It was quite an emotional atmosphere in the courtroom when the guilty verdict finally came for Datuk Seri Anwar Ibrahim and, for a moment, he seemed unsure of how to react.
But the father and husband in him emerged over the politician when he saw the tears and emotions flow from his family members and it was he who ended up comforting them.
Everyone could see that Tun Arifin Zakaria was heading towards a guilty decision even before he finished reading the judgment and some politicians inside the courtroom had begun tweeting their misgivings.
Nevertheless, it still caused a jolt when Arifin finally pronounced Anwar guilty of sodomising his former aide Saiful Bukhari Azlan.
The trial has taken seven years and it has been a long and winding road for both men who, in their own respective ways, have been to hell and back.
Saiful was still young and handsome when this awful sodomy scandal exploded, resulting in him being widely vilified.
Today, he is 30, still handsome, happily married and the father of a one-year-old baby boy. He greeted news of the verdict by giving thanks to God and took comfort in the fact that the judges had described him as a "credible" witness.
Saiful, who has kept a low profile throughout, feels vindicated. A new journey in life is about to start for him and his little family.
But for Anwar, the journey ends here. His controversial political career will come to a close.
The five-year sentence means that Anwar will be barred from contesting in the next general election. By the time he is eligible again, he would be on the wrong end of 70.
His dream of becoming prime minister has also ended.
Pakatan Rakyat will now have to start looking for someone to replace Anwar or, as lawyer and former think-tank head Khaw Veon Szu puts it, "someone who can bring all three different animals together again".
Some think that with Anwar behind bars, Pakatan's dream of Putrajaya has also ended. It has been robbed of its prime minister candidate.
Just days before his date with destiny, Anwar managed to persuade the three parties to hold a Pakatan leadership meeting. It did not result in anything fruitful but it succeeded in showing that the coalition was still intact even if only in name.
Is there anyone who can replace Anwar in Pakatan? The answer is still blowing in the wind.
Anwar's career has been filled with controversy of the political sort to the personal type. His political and personal life have too often overlapped and spilled over into the national politics of the day.
But as Khaw pointed out, Anwar has been positive as well as negative for the politics of the day.
His critics and admirers will have contrasting opinions on his role in Malaysia's politics but there is no denying that he was the catalyst to the emergence of a two-party system.
After his release in 2005, he became the first plausible prime minister candidate the opposition had ever had and that boosted their performance in the 2008 and 2013 general elections.
"He hastened the process, he has been the agent of change," said Khaw.

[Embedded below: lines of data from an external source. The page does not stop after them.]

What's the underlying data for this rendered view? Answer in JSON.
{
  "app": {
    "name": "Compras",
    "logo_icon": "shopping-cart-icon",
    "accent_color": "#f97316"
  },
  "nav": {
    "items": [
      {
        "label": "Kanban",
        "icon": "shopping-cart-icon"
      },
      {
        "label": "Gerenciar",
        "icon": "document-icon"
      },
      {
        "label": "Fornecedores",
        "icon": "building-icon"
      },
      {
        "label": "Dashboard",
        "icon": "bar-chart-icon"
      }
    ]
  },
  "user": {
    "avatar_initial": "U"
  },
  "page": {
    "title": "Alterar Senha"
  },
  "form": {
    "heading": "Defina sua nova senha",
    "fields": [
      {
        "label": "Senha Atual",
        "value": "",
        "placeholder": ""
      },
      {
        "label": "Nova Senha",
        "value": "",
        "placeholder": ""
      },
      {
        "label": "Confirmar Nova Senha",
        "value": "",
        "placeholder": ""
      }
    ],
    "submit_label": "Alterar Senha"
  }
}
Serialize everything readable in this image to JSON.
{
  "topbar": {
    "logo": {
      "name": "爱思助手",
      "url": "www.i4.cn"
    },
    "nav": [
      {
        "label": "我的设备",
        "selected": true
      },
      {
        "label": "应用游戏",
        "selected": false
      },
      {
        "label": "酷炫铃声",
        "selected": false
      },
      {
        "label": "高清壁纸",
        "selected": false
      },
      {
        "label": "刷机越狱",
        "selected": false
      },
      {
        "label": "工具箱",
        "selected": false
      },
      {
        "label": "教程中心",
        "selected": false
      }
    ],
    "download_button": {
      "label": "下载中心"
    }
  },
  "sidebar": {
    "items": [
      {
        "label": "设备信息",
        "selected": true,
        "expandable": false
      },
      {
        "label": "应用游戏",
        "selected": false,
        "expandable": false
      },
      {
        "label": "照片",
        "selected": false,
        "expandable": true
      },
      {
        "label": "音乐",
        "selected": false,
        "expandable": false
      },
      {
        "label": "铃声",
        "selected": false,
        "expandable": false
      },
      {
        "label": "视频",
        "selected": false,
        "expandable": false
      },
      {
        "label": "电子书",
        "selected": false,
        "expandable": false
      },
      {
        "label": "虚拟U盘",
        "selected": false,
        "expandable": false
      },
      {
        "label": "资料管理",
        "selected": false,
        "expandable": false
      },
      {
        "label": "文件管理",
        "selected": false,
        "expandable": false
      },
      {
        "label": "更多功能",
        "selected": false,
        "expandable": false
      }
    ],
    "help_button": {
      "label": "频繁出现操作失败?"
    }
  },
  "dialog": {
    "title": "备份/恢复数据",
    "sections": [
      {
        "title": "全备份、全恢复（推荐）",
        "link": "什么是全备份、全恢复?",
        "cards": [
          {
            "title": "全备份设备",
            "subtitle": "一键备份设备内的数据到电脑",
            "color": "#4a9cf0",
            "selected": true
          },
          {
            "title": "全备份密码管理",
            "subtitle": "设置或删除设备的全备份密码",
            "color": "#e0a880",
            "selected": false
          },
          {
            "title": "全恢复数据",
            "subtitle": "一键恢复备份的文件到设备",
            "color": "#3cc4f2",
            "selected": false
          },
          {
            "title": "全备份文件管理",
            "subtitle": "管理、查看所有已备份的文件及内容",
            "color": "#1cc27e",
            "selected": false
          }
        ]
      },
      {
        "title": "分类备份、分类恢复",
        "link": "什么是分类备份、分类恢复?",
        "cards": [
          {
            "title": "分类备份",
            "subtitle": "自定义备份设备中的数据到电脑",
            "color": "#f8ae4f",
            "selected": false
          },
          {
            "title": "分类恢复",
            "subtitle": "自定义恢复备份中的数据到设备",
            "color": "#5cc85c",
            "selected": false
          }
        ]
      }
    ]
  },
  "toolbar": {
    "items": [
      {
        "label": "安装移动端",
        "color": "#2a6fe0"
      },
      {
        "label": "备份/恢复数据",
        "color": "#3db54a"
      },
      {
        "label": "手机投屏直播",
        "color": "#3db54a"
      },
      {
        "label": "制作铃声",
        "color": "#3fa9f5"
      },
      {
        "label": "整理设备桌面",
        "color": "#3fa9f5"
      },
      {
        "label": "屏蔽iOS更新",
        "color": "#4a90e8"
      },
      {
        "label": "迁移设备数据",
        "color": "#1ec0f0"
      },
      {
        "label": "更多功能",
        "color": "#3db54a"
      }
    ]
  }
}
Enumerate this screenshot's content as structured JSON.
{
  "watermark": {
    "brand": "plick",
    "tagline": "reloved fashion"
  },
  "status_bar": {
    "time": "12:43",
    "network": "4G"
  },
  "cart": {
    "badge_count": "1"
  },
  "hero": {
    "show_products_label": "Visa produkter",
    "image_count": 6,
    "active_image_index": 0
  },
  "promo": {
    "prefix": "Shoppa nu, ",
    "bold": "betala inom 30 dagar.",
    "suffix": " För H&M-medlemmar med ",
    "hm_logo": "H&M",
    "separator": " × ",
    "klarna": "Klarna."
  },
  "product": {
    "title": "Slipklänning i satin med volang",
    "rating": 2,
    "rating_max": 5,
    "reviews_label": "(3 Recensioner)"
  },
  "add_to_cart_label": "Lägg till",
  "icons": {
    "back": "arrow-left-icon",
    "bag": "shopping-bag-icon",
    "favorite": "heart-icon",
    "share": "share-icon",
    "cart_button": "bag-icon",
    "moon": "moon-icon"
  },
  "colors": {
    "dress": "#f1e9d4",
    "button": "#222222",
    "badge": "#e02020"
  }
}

According to Khaw, Anwar and PKR managed to attract a new generation of Malaysians who believe in multi-racial politics and who were inspired by his rhetoric and public advocacy. Many of them are Malays who would otherwise have gone to Umno.
These young Malays are PKR's gain and Umno's loss because many of them are moderate, well-educated and decent people. If Umno today seems more right-wing and ultra than a decade ago, it is because the more moderate Malays have gravitated to the other side.
But Anwar's credibility plunged after the Kajang Move fiasco.
"It was an eye-opener of what Anwar was capable of, especially for his diehard supporters," said Khaw.
The last straw was when he insisted on his wife as the Kajang by-election candidate. As if that was not enough, he tried to make his wife the Selangor Mentri Besar.
He went too far in testing the limits of what people could accept in politics. And his family dynasty in PKR is so embarrassingly old politics.
His roadshows, one in the run-up to the Federal Court hearing and the other prior to the judgment, have drawn lacklustre interest. Politics is very much about numbers and the crowd was missing at a time when he needed them most.
He probably saw the writing on the wall during the roadshow's grand finale in Petaling Jaya on Monday night.
There was no crazy traffic jam or feverish mood and there were barely 2,000 people scattered around the field. It was such a contrast to the post-general election rally in the same venue when the field was so packed you could only see the heads of people.
Anwar spoke for only about 30 minutes and the whole thing was over at about 11.30pm. He was probably tired after a long week. He had a big day ahead and what else was there left to say?
In the days to come, his supporters will lament and condemn the way it has ended for him while his opponents will say it serves him right.
But for many ordinary folk out there, they see a man with unique God-given skills but also with too many human flaws and who eventually fell on his own sword.